Hardwick is a small town next to the one I grew up in. Made up of the villages of Hardwick, Gilbertville, Wheelwright, and Old Furnace. The town of Hardwick was settled in 1737 and incorporated in 1739. The Hardwick Historical Society was founded in 1961 and bought its current building from the town for one dollar. The building was the site of a school until the 1930’s. Latter it was used for engineers working on the Quabbin reservoir before becoming a meeting place for boy scoots and polling.
Located on the east side of the town common, in a brick building. The Hardwick Historical Society is open Sundays from 12 to 2 PM. In addition you can find them on Facebook.
Hardwick Historical Society
One of the most influential people from the early days was Brigadier General Timothy Ruggles. Ruggles had trained as a lawyer at Harvard and had become the highest ranked colonist in the French and Indian war. Coming home after the war he experimented with new farming methods and founded the Hardwick fair. The Hardwick Fair still runs today and is the oldest still running in the country.

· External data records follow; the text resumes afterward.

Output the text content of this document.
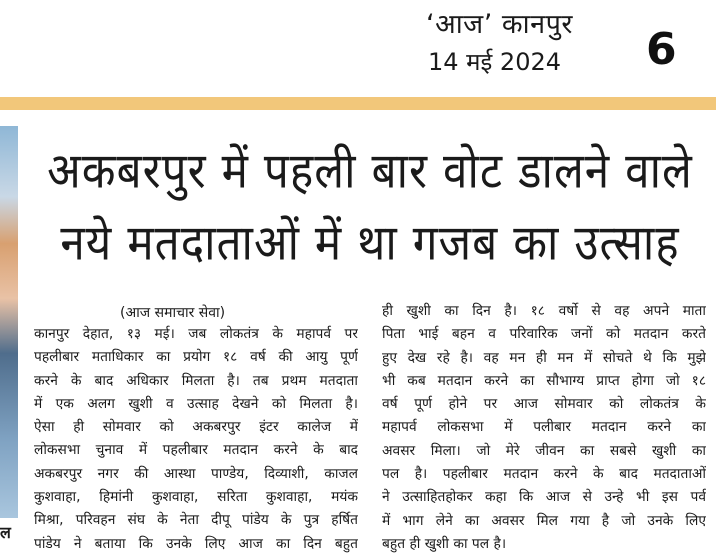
‘आज’ कानपुर
14 मई 2024 6
ल
अकबरपुर में पहली बार वोट डालने वाले
नये मतदाताओं में था गजब का उत्साह
(आज समाचार सेवा)
कानपुर देहात, १३ मई। जब लोकतंत्र के महापर्व पर
पहलीबार मताधिकार का प्रयोग १८ वर्ष की आयु पूर्ण
करने के बाद अधिकार मिलता है। तब प्रथम मतदाता
में एक अलग खुशी व उत्साह देखने को मिलता है।
ऐसा ही सोमवार को अकबरपुर इंटर कालेज में
लोकसभा चुनाव में पहलीबार मतदान करने के बाद
अकबरपुर नगर की आस्था पाण्डेय, दिव्याशी, काजल
कुशवाहा, हिमांनी कुशवाहा, सरिता कुशवाहा, मयंक
मिश्रा, परिवहन संघ के नेता दीपू पांडेय के पुत्र हर्षित
पांडेय ने बताया कि उनके लिए आज का दिन बहुत
ही खुशी का दिन है। १८ वर्षो से वह अपने माता
पिता भाई बहन व परिवारिक जनों को मतदान करते
हुए देख रहे है। वह मन ही मन में सोचते थे कि मुझे
भी कब मतदान करने का सौभाग्य प्राप्त होगा जो १८
वर्ष पूर्ण होने पर आज सोमवार को लोकतंत्र के
महापर्व लोकसभा में पलीबार मतदान करने का
अवसर मिला। जो मेरे जीवन का सबसे खुशी का
पल है। पहलीबार मतदान करने के बाद मतदाताओं
ने उत्साहितहोकर कहा कि आज से उन्हे भी इस पर्व
में भाग लेने का अवसर मिल गया है जो उनके लिए
बहुत ही खुशी का पल है।
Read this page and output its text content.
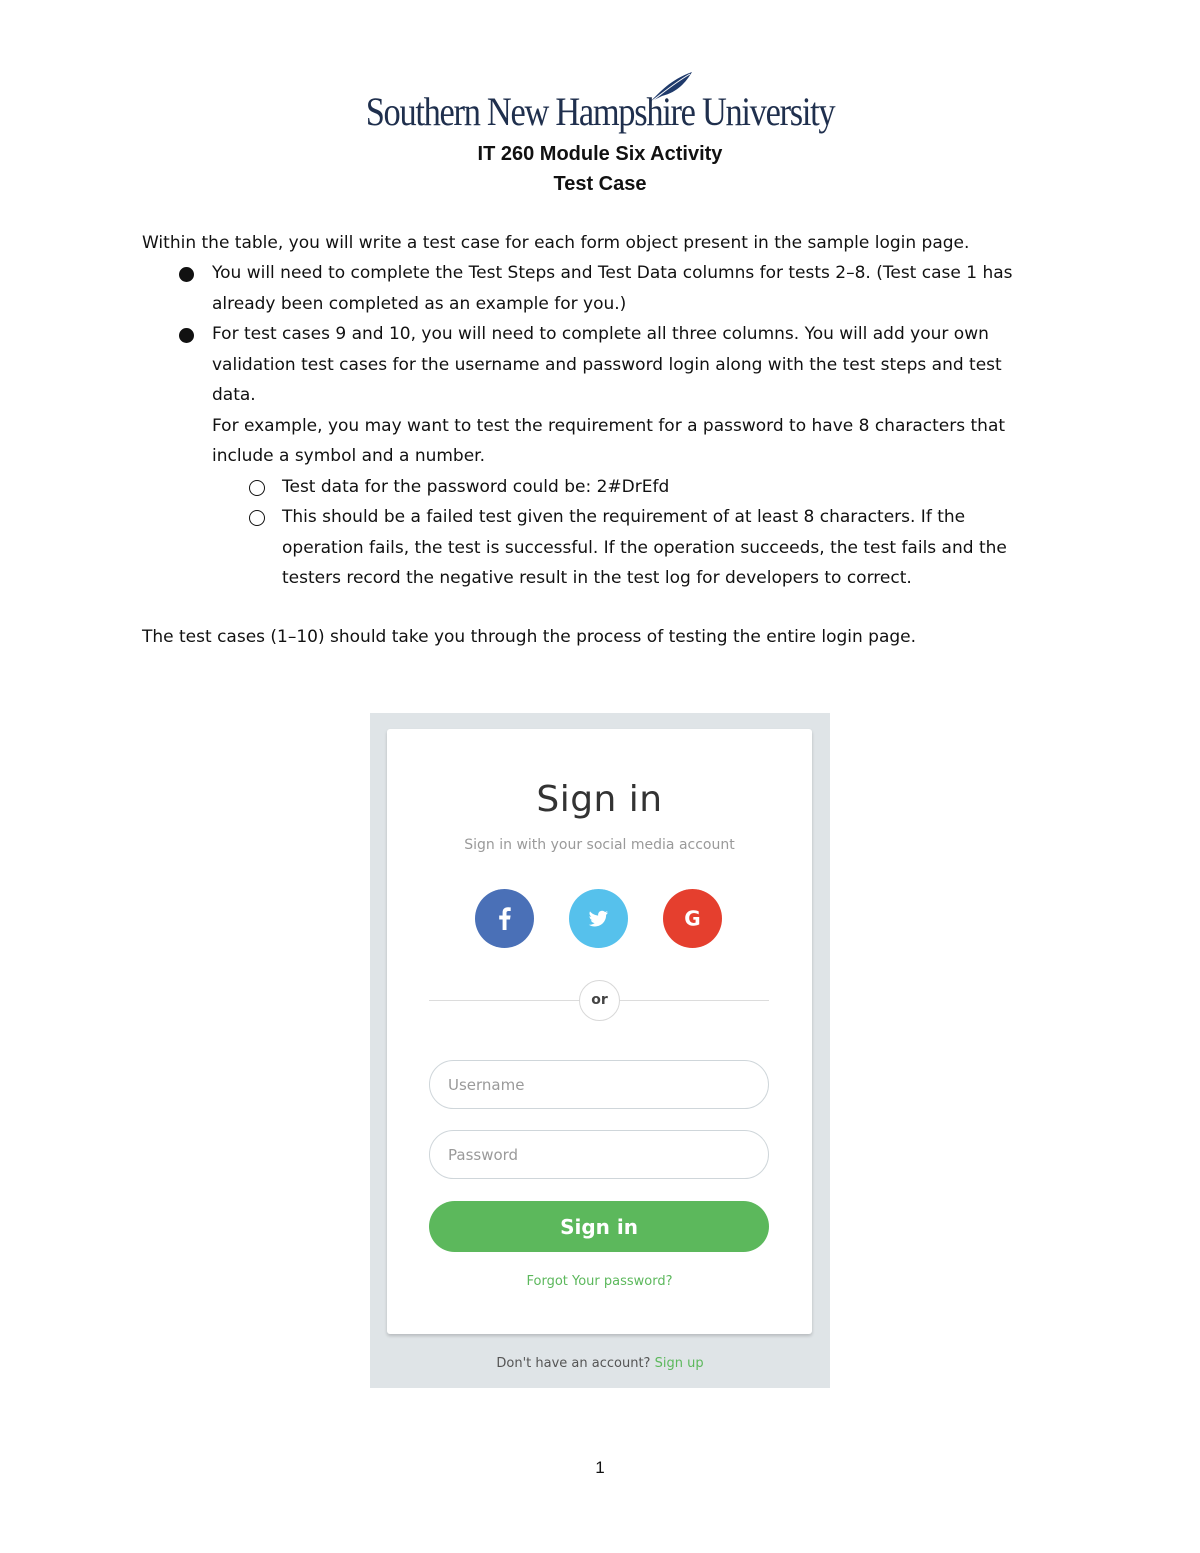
Southern New Hampshire University
IT 260 Module Six Activity
Test Case
Within the table, you will write a test case for each form object present in the sample login page.
You will need to complete the Test Steps and Test Data columns for tests 2–8. (Test case 1 has already been completed as an example for you.)
For test cases 9 and 10, you will need to complete all three columns. You will add your own validation test cases for the username and password login along with the test steps and test data.
For example, you may want to test the requirement for a password to have 8 characters that include a symbol and a number.
Test data for the password could be: 2#DrEfd
This should be a failed test given the requirement of at least 8 characters. If the operation fails, the test is successful. If the operation succeeds, the test fails and the testers record the negative result in the test log for developers to correct.
The test cases (1–10) should take you through the process of testing the entire login page.
Sign in
Sign in with your social media account
G
or
Username
Sign in
Forgot Your password?
Don't have an account? Sign up
1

Ruggles served for 24 years as a representative of the state of Massachusetts. He remained loyal to the crown and was one of the most predominate Tories (people that stayed loyal to Great Britain). He refused to sanction the stamp act congress dispute being its chairmen. His relationship with his neighborhoods deteriorated until they where done with having a long winded Harvard lawyer around. According to local history one morning a group of citizens woke him up, marched him to the bridge at the edge of town. Ruggles was then informed that if he came back they would shoot him. As a result Ruggles headed of to Boston where he could find more loyalists. The four pages to the right of Ruggles portraiture is a list of things he lost and demanded compensation for from the British Government.
After the war was lost Ruggles moved to Nova Scotia and spent the rest of his days. He left behind his children, so they became a important family in the region. In fact the elementary school I went to was called Ruggles Lane. One of his daughters had the distinction of being the first woman executed in the United States.